A combine harvester gathers wheat in a field near the village of Hrebeni in Kyiv region, Ukraine, on July 17, 2020.

Both Ukraine and Russia are major producers of the world’s wheat and corn. Together, they account for about 29 percent of global wheat exports, 19 percent of global corn supply, and 80 percent of global sunflower oil exports.

Moreover, the irrigation systems in southeastern Ukraine have been bombed and ports have been cut off, Unanue noted. Mariupol, a port on the Azov Sea, has already been cut off, and Odesa, a Black Sea port, is the next target, he added. “That will landlock Ukraine and prevent them from exporting.”

The biggest component of food cost is transportation, so the current war on fossil fuels has made the United States no longer oil independent.

“Shipping in a pipeline is free,” he said. “But when you put it on a ship, with rates 10 times where they were two years ago, we are buying oil at retail.”

Nitrogen-based fertilizers are made from natural gas, so the war on fossil fuels and energy independence also impacts the cost of fertilizers, Unanue said.

The CEO gave an example of coconut water, which his company imports from Thailand in bulk, to illustrate the impact of the surge in transportation costs.

A case of coconut water used to cost $1.44, but now the cost per case has increased to $15 due to rising transportation expenditure, he said. “That’s an inflation, a tenfold inflation.”

This illustration photo taken on July 11, 2020, shows a selection of Goya food products in a Los Angeles supermarket.

Goya has embarked on a mission to provide humanitarian and spiritual aid to Ukrainian refugees in Poland. The company partnered with organizations and individuals such as the Knights of Columbus of Poland, Global Empowerment Mission (GEM), and ex-U.S. green berets who will distribute food donated by Goya from its European facility as well as rosaries donated by Americans, Unanue said.

He said the ex-green berets are very courageous men, having gone into 40 cities in Ukraine with food and medicine.

“We’re there with nourishing the body, but we also want to nourish the soul,” he said of the company’s creed.

“God created humanity. But humanity has created the way to destroy itself—nuclear, chemical, biological,” Unanue said. “Now we’re using food as a weapon. We have to move closer to God.”

“We need to love and build, not hate and destroy. And that’s our mission.”

Firefighters respond to an industrial fire that threatened a Perdue Farms facility in Virginia on April 30, 2022. 

With a food crisis looming, recent fires and other accidents that occurred at a multitude of food processing facilities within the last few months, raising concerns over yet another burden on an already vulnerable food industry.
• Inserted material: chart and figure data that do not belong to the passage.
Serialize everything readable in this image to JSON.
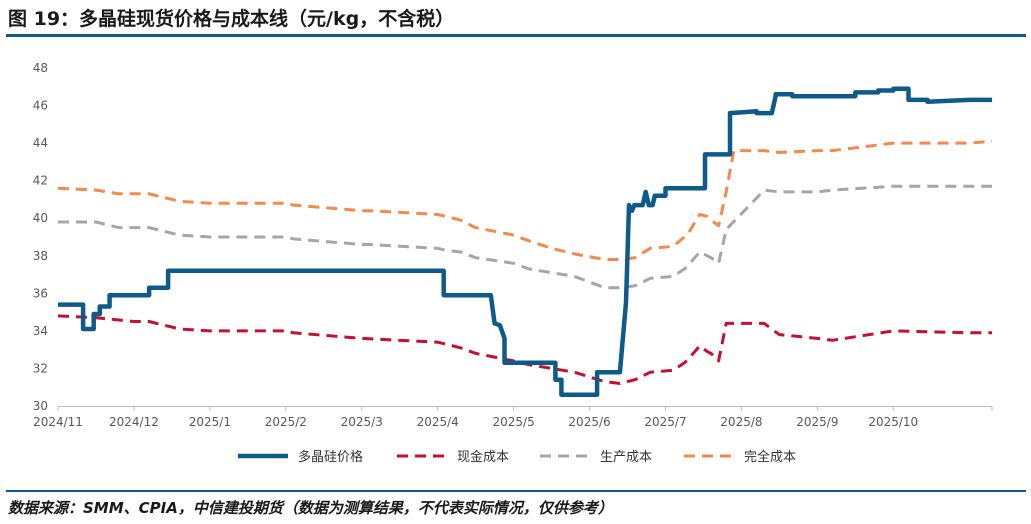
{
  "header": {
    "title": "图 19：多晶硅现货价格与成本线（元/kg，不含税）"
  },
  "footer": {
    "source": "数据来源：SMM、CPIA，中信建投期货（数据为测算结果，不代表实际情况，仅供参考）"
  },
  "chart_data": {
    "type": "line",
    "title": "多晶硅现货价格与成本线（元/kg，不含税）",
    "xlabel": "",
    "ylabel": "元/kg",
    "ylim": [
      30,
      48
    ],
    "y_ticks": [
      30,
      32,
      34,
      36,
      38,
      40,
      42,
      44,
      46,
      48
    ],
    "x_range": [
      0,
      12.3
    ],
    "categories": [
      "2024/11",
      "2024/12",
      "2025/1",
      "2025/2",
      "2025/3",
      "2025/4",
      "2025/5",
      "2025/6",
      "2025/7",
      "2025/8",
      "2025/9",
      "2025/10"
    ],
    "legend_position": "bottom",
    "series": [
      {
        "name": "多晶硅价格",
        "color": "#0e5a8a",
        "style": "solid",
        "x": [
          0,
          0.33,
          0.33,
          0.47,
          0.47,
          0.55,
          0.55,
          0.68,
          0.68,
          1.2,
          1.2,
          1.4,
          1.4,
          1.45,
          1.45,
          2.0,
          3.0,
          4.0,
          5.0,
          5.08,
          5.08,
          5.7,
          5.7,
          5.75,
          5.82,
          5.88,
          5.88,
          6.55,
          6.55,
          6.63,
          6.63,
          6.77,
          6.77,
          7.1,
          7.1,
          7.4,
          7.48,
          7.52,
          7.56,
          7.59,
          7.65,
          7.7,
          7.74,
          7.78,
          7.83,
          7.86,
          7.9,
          8.0,
          8.0,
          8.2,
          8.2,
          8.52,
          8.52,
          8.85,
          8.85,
          9.2,
          9.2,
          9.3,
          9.4,
          9.45,
          9.45,
          9.67,
          9.67,
          9.75,
          9.82,
          9.9,
          9.9,
          10.5,
          10.5,
          10.8,
          10.8,
          11.0,
          11.0,
          11.2,
          11.2,
          11.45,
          11.45,
          12.0,
          12.3
        ],
        "y": [
          35.4,
          35.4,
          34.1,
          34.1,
          34.9,
          34.9,
          35.3,
          35.3,
          35.9,
          35.9,
          36.3,
          36.3,
          36.3,
          36.3,
          37.2,
          37.2,
          37.2,
          37.2,
          37.2,
          37.2,
          35.9,
          35.9,
          35.9,
          34.4,
          34.3,
          33.6,
          32.3,
          32.3,
          31.4,
          31.4,
          30.6,
          30.6,
          30.6,
          30.6,
          31.8,
          31.8,
          35.5,
          40.7,
          40.4,
          40.7,
          40.7,
          40.7,
          41.4,
          40.7,
          40.7,
          41.2,
          41.2,
          41.2,
          41.6,
          41.6,
          41.6,
          41.6,
          43.4,
          43.4,
          45.6,
          45.7,
          45.6,
          45.6,
          45.6,
          46.5,
          46.6,
          46.6,
          46.5,
          46.5,
          46.5,
          46.5,
          46.5,
          46.5,
          46.7,
          46.7,
          46.8,
          46.8,
          46.9,
          46.9,
          46.3,
          46.3,
          46.2,
          46.3,
          46.3
        ]
      },
      {
        "name": "现金成本",
        "color": "#c8102e",
        "style": "dashed",
        "x": [
          0,
          0.5,
          1.0,
          1.2,
          1.3,
          1.5,
          1.6,
          2.0,
          3.0,
          3.1,
          4.0,
          5.0,
          5.1,
          5.3,
          5.5,
          6.0,
          6.2,
          6.5,
          6.8,
          7.2,
          7.4,
          7.6,
          7.8,
          8.1,
          8.25,
          8.3,
          8.45,
          8.55,
          8.6,
          8.7,
          8.8,
          9.3,
          9.5,
          10.0,
          10.2,
          11.0,
          12.0,
          12.3
        ],
        "y": [
          34.8,
          34.7,
          34.5,
          34.5,
          34.4,
          34.2,
          34.1,
          34.0,
          34.0,
          33.9,
          33.6,
          33.4,
          33.3,
          33.1,
          32.8,
          32.4,
          32.2,
          32.0,
          31.8,
          31.3,
          31.2,
          31.4,
          31.8,
          31.9,
          32.3,
          32.5,
          33.2,
          32.9,
          32.8,
          32.4,
          34.4,
          34.4,
          33.8,
          33.6,
          33.5,
          34.0,
          33.9,
          33.9
        ]
      },
      {
        "name": "生产成本",
        "color": "#a6a6a6",
        "style": "dashed",
        "x": [
          0,
          0.5,
          0.8,
          1.0,
          1.2,
          1.3,
          1.5,
          1.6,
          2.0,
          3.0,
          3.1,
          4.0,
          4.1,
          5.0,
          5.1,
          5.3,
          5.5,
          6.0,
          6.2,
          6.5,
          6.8,
          7.2,
          7.4,
          7.6,
          7.8,
          8.1,
          8.25,
          8.3,
          8.45,
          8.55,
          8.6,
          8.7,
          8.8,
          9.3,
          9.5,
          10.0,
          10.2,
          11.0,
          12.0,
          12.3
        ],
        "y": [
          39.8,
          39.8,
          39.5,
          39.5,
          39.5,
          39.4,
          39.2,
          39.1,
          39.0,
          39.0,
          38.9,
          38.6,
          38.6,
          38.4,
          38.3,
          38.2,
          37.9,
          37.6,
          37.3,
          37.1,
          36.9,
          36.3,
          36.3,
          36.4,
          36.8,
          36.9,
          37.3,
          37.5,
          38.2,
          38.0,
          37.9,
          37.6,
          39.4,
          41.5,
          41.4,
          41.4,
          41.5,
          41.7,
          41.7,
          41.7
        ]
      },
      {
        "name": "完全成本",
        "color": "#f4894b",
        "style": "dashed",
        "x": [
          0,
          0.5,
          0.8,
          1.0,
          1.2,
          1.3,
          1.5,
          1.6,
          2.0,
          3.0,
          3.1,
          4.0,
          4.1,
          5.0,
          5.1,
          5.3,
          5.5,
          6.0,
          6.2,
          6.5,
          6.8,
          7.2,
          7.4,
          7.6,
          7.8,
          8.1,
          8.25,
          8.3,
          8.45,
          8.55,
          8.6,
          8.7,
          8.8,
          8.9,
          9.3,
          9.5,
          10.0,
          10.2,
          11.0,
          12.0,
          12.3
        ],
        "y": [
          41.6,
          41.5,
          41.3,
          41.3,
          41.3,
          41.2,
          41.0,
          40.9,
          40.8,
          40.8,
          40.7,
          40.4,
          40.4,
          40.2,
          40.1,
          39.9,
          39.5,
          39.1,
          38.8,
          38.4,
          38.1,
          37.8,
          37.8,
          37.9,
          38.4,
          38.5,
          39.0,
          39.2,
          40.2,
          40.1,
          39.9,
          39.6,
          41.4,
          43.6,
          43.6,
          43.5,
          43.6,
          43.6,
          44.0,
          44.0,
          44.1
        ]
      }
    ]
  }
}
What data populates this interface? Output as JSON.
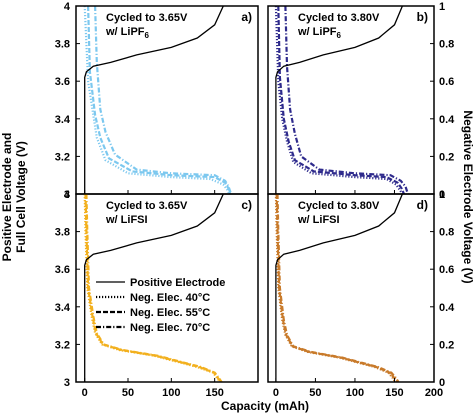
{
  "figure": {
    "xlabel": "Capacity (mAh)",
    "ylabel_left_line1": "Positive Electrode and",
    "ylabel_left_line2": "Full Cell Voltage (V)",
    "ylabel_right": "Negative Electrode Voltage (V)"
  },
  "legend": {
    "items": [
      {
        "label": "Positive Electrode",
        "style": "solid"
      },
      {
        "label": "Neg. Elec. 40°C",
        "style": "dotted"
      },
      {
        "label": "Neg. Elec. 55°C",
        "style": "dashed"
      },
      {
        "label": "Neg. Elec. 70°C",
        "style": "dashdot"
      }
    ]
  },
  "chart_data": [
    {
      "type": "line",
      "panel": "a)",
      "title_line1": "Cycled to 3.65V",
      "title_line2_prefix": "w/ LiPF",
      "title_line2_sub": "6",
      "color": "#7cc8ef",
      "xlim": [
        -10,
        200
      ],
      "ylim": [
        3.0,
        4.0
      ],
      "y2lim": [
        0,
        1
      ],
      "series": [
        {
          "style": "dotted",
          "x": [
            0,
            4,
            10,
            14,
            24,
            50,
            100,
            145,
            160,
            165,
            167
          ],
          "y": [
            4.0,
            3.6,
            3.42,
            3.3,
            3.18,
            3.11,
            3.09,
            3.08,
            3.05,
            3.02,
            3.0
          ]
        },
        {
          "style": "dashed",
          "x": [
            4,
            6,
            12,
            18,
            28,
            55,
            100,
            150,
            162,
            166,
            168
          ],
          "y": [
            4.0,
            3.65,
            3.42,
            3.3,
            3.19,
            3.12,
            3.1,
            3.09,
            3.06,
            3.03,
            3.0
          ]
        },
        {
          "style": "dashdot",
          "x": [
            12,
            14,
            18,
            24,
            35,
            60,
            100,
            150,
            162,
            166,
            169
          ],
          "y": [
            4.0,
            3.7,
            3.45,
            3.33,
            3.21,
            3.13,
            3.11,
            3.1,
            3.07,
            3.04,
            3.0
          ]
        }
      ]
    },
    {
      "type": "line",
      "panel": "b)",
      "title_line1": "Cycled to 3.80V",
      "title_line2_prefix": "w/ LiPF",
      "title_line2_sub": "6",
      "color": "#2e2a8c",
      "xlim": [
        -10,
        200
      ],
      "ylim": [
        3.0,
        4.0
      ],
      "y2lim": [
        0,
        1
      ],
      "series": [
        {
          "style": "dotted",
          "x": [
            0,
            3,
            8,
            14,
            22,
            45,
            100,
            140,
            152,
            157,
            160
          ],
          "y": [
            4.0,
            3.6,
            3.4,
            3.28,
            3.17,
            3.11,
            3.09,
            3.08,
            3.05,
            3.02,
            3.0
          ]
        },
        {
          "style": "dashed",
          "x": [
            3,
            5,
            10,
            16,
            24,
            48,
            100,
            140,
            154,
            159,
            162
          ],
          "y": [
            4.0,
            3.62,
            3.4,
            3.28,
            3.18,
            3.12,
            3.1,
            3.09,
            3.06,
            3.03,
            3.0
          ]
        },
        {
          "style": "dashdot",
          "x": [
            12,
            14,
            18,
            24,
            32,
            55,
            100,
            145,
            158,
            164,
            167
          ],
          "y": [
            4.0,
            3.68,
            3.45,
            3.32,
            3.2,
            3.13,
            3.11,
            3.1,
            3.07,
            3.04,
            3.0
          ]
        }
      ]
    },
    {
      "type": "line",
      "panel": "c)",
      "title_line1": "Cycled to 3.65V",
      "title_line2_prefix": "w/ LiFSI",
      "title_line2_sub": "",
      "color": "#f2b01e",
      "xlim": [
        -10,
        200
      ],
      "ylim": [
        3.0,
        4.0
      ],
      "y2lim": [
        0,
        1
      ],
      "series": [
        {
          "style": "dotted",
          "x": [
            0,
            1,
            3,
            8,
            12,
            20,
            40,
            80,
            130,
            148,
            153,
            156
          ],
          "y": [
            4.0,
            3.8,
            3.5,
            3.35,
            3.26,
            3.2,
            3.17,
            3.14,
            3.08,
            3.05,
            3.02,
            3.0
          ]
        },
        {
          "style": "dashed",
          "x": [
            1,
            2,
            4,
            9,
            13,
            21,
            42,
            82,
            132,
            149,
            154,
            157
          ],
          "y": [
            4.0,
            3.8,
            3.5,
            3.35,
            3.26,
            3.2,
            3.17,
            3.14,
            3.08,
            3.05,
            3.02,
            3.0
          ]
        },
        {
          "style": "dashdot",
          "x": [
            2,
            3,
            5,
            10,
            14,
            22,
            44,
            84,
            134,
            150,
            155,
            158
          ],
          "y": [
            4.0,
            3.8,
            3.5,
            3.35,
            3.26,
            3.2,
            3.17,
            3.14,
            3.08,
            3.05,
            3.02,
            3.0
          ]
        }
      ]
    },
    {
      "type": "line",
      "panel": "d)",
      "title_line1": "Cycled to 3.80V",
      "title_line2_prefix": "w/ LiFSI",
      "title_line2_sub": "",
      "color": "#c87a2a",
      "xlim": [
        -10,
        200
      ],
      "ylim": [
        3.0,
        4.0
      ],
      "y2lim": [
        0,
        1
      ],
      "series": [
        {
          "style": "dotted",
          "x": [
            0,
            1,
            3,
            8,
            12,
            20,
            40,
            80,
            125,
            142,
            148,
            151
          ],
          "y": [
            4.0,
            3.8,
            3.5,
            3.33,
            3.25,
            3.19,
            3.16,
            3.13,
            3.08,
            3.05,
            3.02,
            3.0
          ]
        },
        {
          "style": "dashed",
          "x": [
            1,
            2,
            4,
            9,
            13,
            21,
            42,
            82,
            127,
            144,
            150,
            153
          ],
          "y": [
            4.0,
            3.8,
            3.5,
            3.33,
            3.25,
            3.19,
            3.16,
            3.13,
            3.08,
            3.05,
            3.02,
            3.0
          ]
        },
        {
          "style": "dashdot",
          "x": [
            2,
            3,
            5,
            10,
            14,
            22,
            44,
            84,
            129,
            146,
            152,
            155
          ],
          "y": [
            4.0,
            3.8,
            3.5,
            3.33,
            3.25,
            3.19,
            3.16,
            3.13,
            3.08,
            3.05,
            3.02,
            3.0
          ]
        }
      ]
    }
  ],
  "positive_electrode": {
    "style": "solid",
    "color": "#000000",
    "x": [
      0,
      0,
      2,
      10,
      30,
      60,
      100,
      130,
      150,
      160
    ],
    "y": [
      3.0,
      3.62,
      3.65,
      3.68,
      3.7,
      3.74,
      3.78,
      3.83,
      3.9,
      4.0
    ]
  },
  "ticks": {
    "x_top": [
      "0",
      "50",
      "100",
      "150"
    ],
    "x_bottom": [
      "0",
      "50",
      "100",
      "150",
      "200"
    ],
    "y_left": [
      "3",
      "3.2",
      "3.4",
      "3.6",
      "3.8",
      "4"
    ],
    "y_right": [
      "0",
      "0.2",
      "0.4",
      "0.6",
      "0.8",
      "1"
    ]
  }
}
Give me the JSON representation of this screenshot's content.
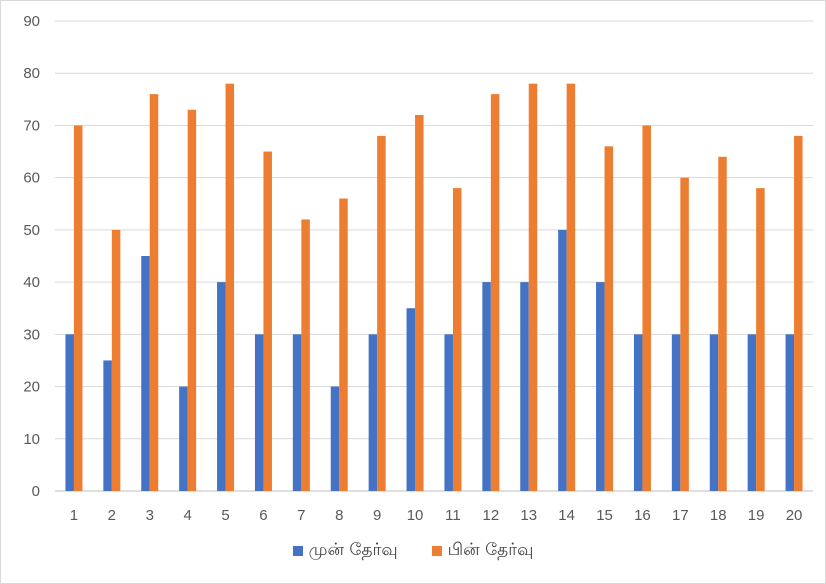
{
  "chart_data": {
    "type": "bar",
    "categories": [
      "1",
      "2",
      "3",
      "4",
      "5",
      "6",
      "7",
      "8",
      "9",
      "10",
      "11",
      "12",
      "13",
      "14",
      "15",
      "16",
      "17",
      "18",
      "19",
      "20"
    ],
    "series": [
      {
        "name": "முன் தேர்வு",
        "color": "#4472c4",
        "values": [
          30,
          25,
          45,
          20,
          40,
          30,
          30,
          20,
          30,
          35,
          30,
          40,
          40,
          50,
          40,
          30,
          30,
          30,
          30,
          30
        ]
      },
      {
        "name": "பின் தேர்வு",
        "color": "#ed7d31",
        "values": [
          70,
          50,
          76,
          73,
          78,
          65,
          52,
          56,
          68,
          72,
          58,
          76,
          78,
          78,
          66,
          70,
          60,
          64,
          58,
          68
        ]
      }
    ],
    "yticks": [
      "0",
      "10",
      "20",
      "30",
      "40",
      "50",
      "60",
      "70",
      "80",
      "90"
    ],
    "ylim": [
      0,
      90
    ],
    "grid": true,
    "legend_position": "bottom"
  }
}
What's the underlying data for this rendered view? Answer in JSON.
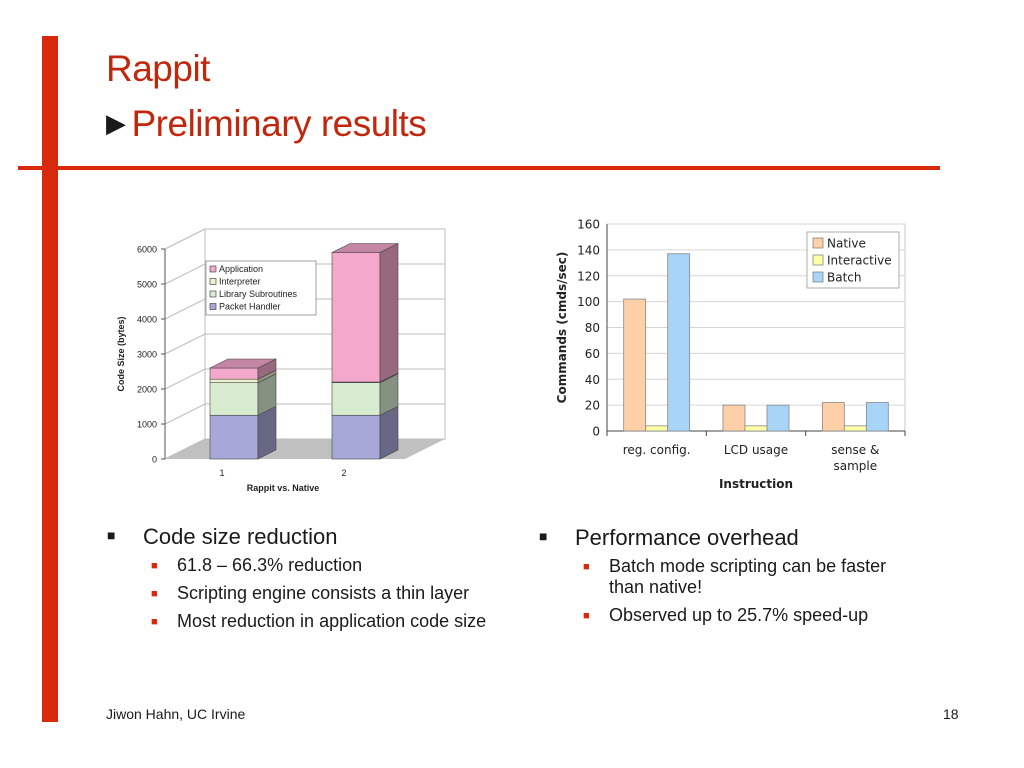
{
  "slide": {
    "title": "Rappit",
    "subtitle": "Preliminary results",
    "arrow_icon": "triangle-right-icon",
    "accent_color": "#d9290d"
  },
  "chart_data": [
    {
      "type": "bar",
      "stacked": true,
      "three_d": true,
      "categories": [
        "1",
        "2"
      ],
      "series": [
        {
          "name": "Packet Handler",
          "values": [
            1250,
            1250
          ],
          "color": "#a8a8d8"
        },
        {
          "name": "Library Subroutines",
          "values": [
            930,
            930
          ],
          "color": "#d8ecd0"
        },
        {
          "name": "Interpreter",
          "values": [
            100,
            20
          ],
          "color": "#f0f0d0"
        },
        {
          "name": "Application",
          "values": [
            320,
            3700
          ],
          "color": "#f4a8cc"
        }
      ],
      "xlabel": "Rappit vs. Native",
      "ylabel": "Code Size (bytes)",
      "yticks": [
        0,
        1000,
        2000,
        3000,
        4000,
        5000,
        6000
      ],
      "ylim": [
        0,
        6000
      ],
      "legend": "top-left"
    },
    {
      "type": "bar",
      "categories": [
        "reg. config.",
        "LCD usage",
        "sense & sample"
      ],
      "series": [
        {
          "name": "Native",
          "values": [
            102,
            20,
            22
          ],
          "color": "#fdd0a8"
        },
        {
          "name": "Interactive",
          "values": [
            4,
            4,
            4
          ],
          "color": "#ffffa8"
        },
        {
          "name": "Batch",
          "values": [
            137,
            20,
            22
          ],
          "color": "#a8d4f8"
        }
      ],
      "xlabel": "Instruction",
      "ylabel": "Commands (cmds/sec)",
      "yticks": [
        0,
        20,
        40,
        60,
        80,
        100,
        120,
        140,
        160
      ],
      "ylim": [
        0,
        160
      ],
      "legend": "top-right"
    }
  ],
  "left_column": {
    "heading": "Code size reduction",
    "items": [
      "61.8 – 66.3% reduction",
      "Scripting engine consists a thin layer",
      "Most reduction in application code size"
    ]
  },
  "right_column": {
    "heading": "Performance overhead",
    "items": [
      "Batch mode scripting can be faster than native!",
      "Observed up to 25.7% speed-up"
    ]
  },
  "footer": {
    "author": "Jiwon Hahn, UC Irvine",
    "page_number": "18"
  }
}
Unanue said that such incidents often occur due to deferring preventive maintenance of these facilities during the COVID-19 pandemic. When lockdowns were imposed on most companies and businesses, the food industry kept working.

Since then, Goya has doubled its capacity and its facilities operate around the clock, but “any factory needs to stop for maintenance at least once a year,” he said, adding that Goya’s plants stop twice a year for maintenance.